Tampering : HMAC‑SHA256 MAC verification on critical fields.

Repudiation : Immutable transaction logs.

Information Disclosure : Strict permission controls and key management.

Denial of Service : Rate limiting at service and database layers.

Elevation of Privilege : Role‑based access control (RBAC) and module authentication.

Permission Control

Database access is limited to the owning service, machine‑level isolation is enforced via TKE network policies, and business‑level checks use ticket verification and module authentication.

Anti‑Tamper and Key Management

Critical fields are protected with an HMAC‑SHA256 MAC stored in the database (e.g., data_mac). Keys are managed by a cloud KMS that provides hardware‑based true random numbers, automatic rotation, and fine‑grained access control.

Rate Limiting and Hot‑Key Mitigation

Both single‑node and distributed rate limiting protect the database from traffic spikes.

Hot‑key issues are addressed by: recording only the ledger without immediate balance updates, batching multiple credits into a single update, or splitting a hot account into multiple sub‑accounts.

Idempotency Design

All account‑related APIs enforce idempotency by requiring a unique transaction identifier with a unique index in the database, preventing duplicate balance changes on retries.

Consistency Between Balance and Ledger

Strong consistency is achieved using database transactions. The system adopts pessimistic locking (row‑level exclusive lock) for write‑heavy scenarios to ensure that balance updates and ledger inserts succeed atomically.

Distributed Transactions and Final Consistency

Cross‑account transfers involve accounts that may reside on different shards. TDSQL’s native 2PC protocol provides atomicity and consistency across shards. The implementation follows a CP approach (consistency + partition tolerance) to guarantee financial correctness.

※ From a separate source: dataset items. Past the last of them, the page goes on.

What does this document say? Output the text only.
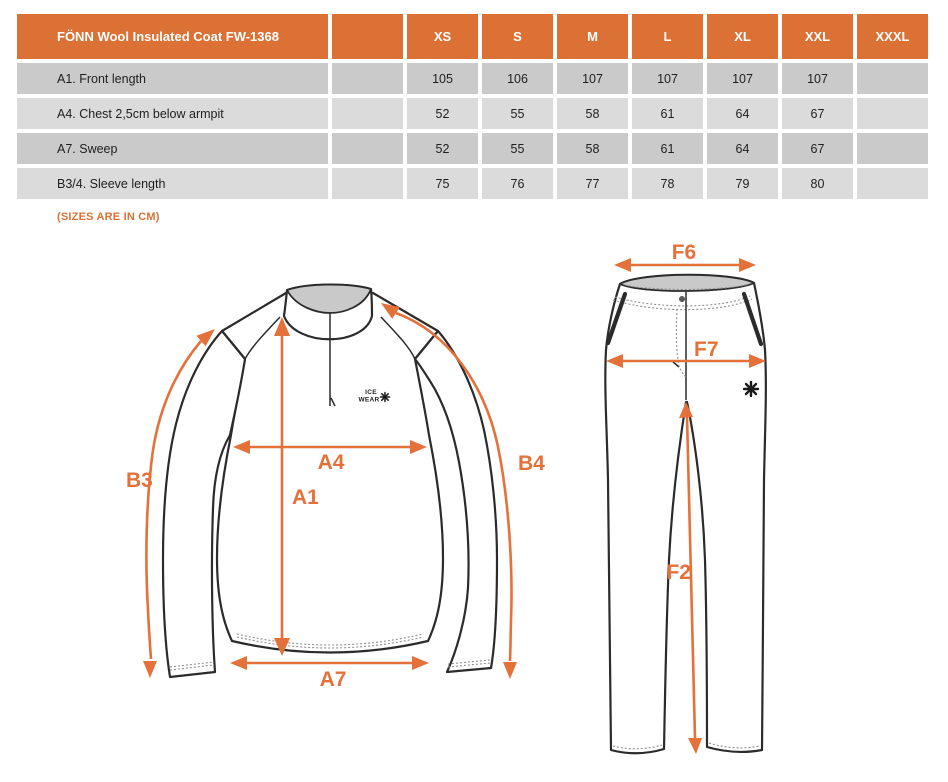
FÖNN Wool Insulated Coat FW-1368		XS	S	M	L	XL	XXL	XXXL
A1. Front length		105	106	107	107	107	107	
A4. Chest 2,5cm below armpit		52	55	58	61	64	67	
A7. Sweep		52	55	58	61	64	67	
B3/4. Sleeve length		75	76	77	78	79	80	
(SIZES ARE IN CM)
ICE
WEAR
B3
A4
A1
B4
A7
F6
F7
F2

Reconciliation and Auditing

Automated reconciliation checks verify:

Balance correctness against the latest ledger version.

Ledger continuity (each entry’s start balance matches the previous entry’s end balance).

Total‑to‑total matching between internal records and external bank statements.

Timeliness of settlement (e.g., detecting overdue un‑settled orders).

Any inconsistency triggers alerts for immediate investigation.

Accounting System Integration

A real‑time accounting framework generates T+1 reports, financial statements, and audit trails, aligning virtual account movements with actual bank balances.

R&D Process Guidelines

Strict production machine and database permission management.

Two‑person code review.

Full unit and integration test coverage.

Deployments performed exclusively via the release system.

Availability Engineering

Availability is addressed at three layers:

Program/Node : TKE provides auto‑recovery, load balancing, health monitoring, and private network isolation.

Service : Rate limiting, hot‑key handling, and graceful degradation.

Storage : TDSQL offers 99.999% uptime, cross‑region replication, automatic failover, and online capacity scaling.

Offline batch jobs are scheduled with Airflow for reliability.

Performance Testing

Load testing is performed before production to validate that availability targets are met and to uncover potential security or consistency issues.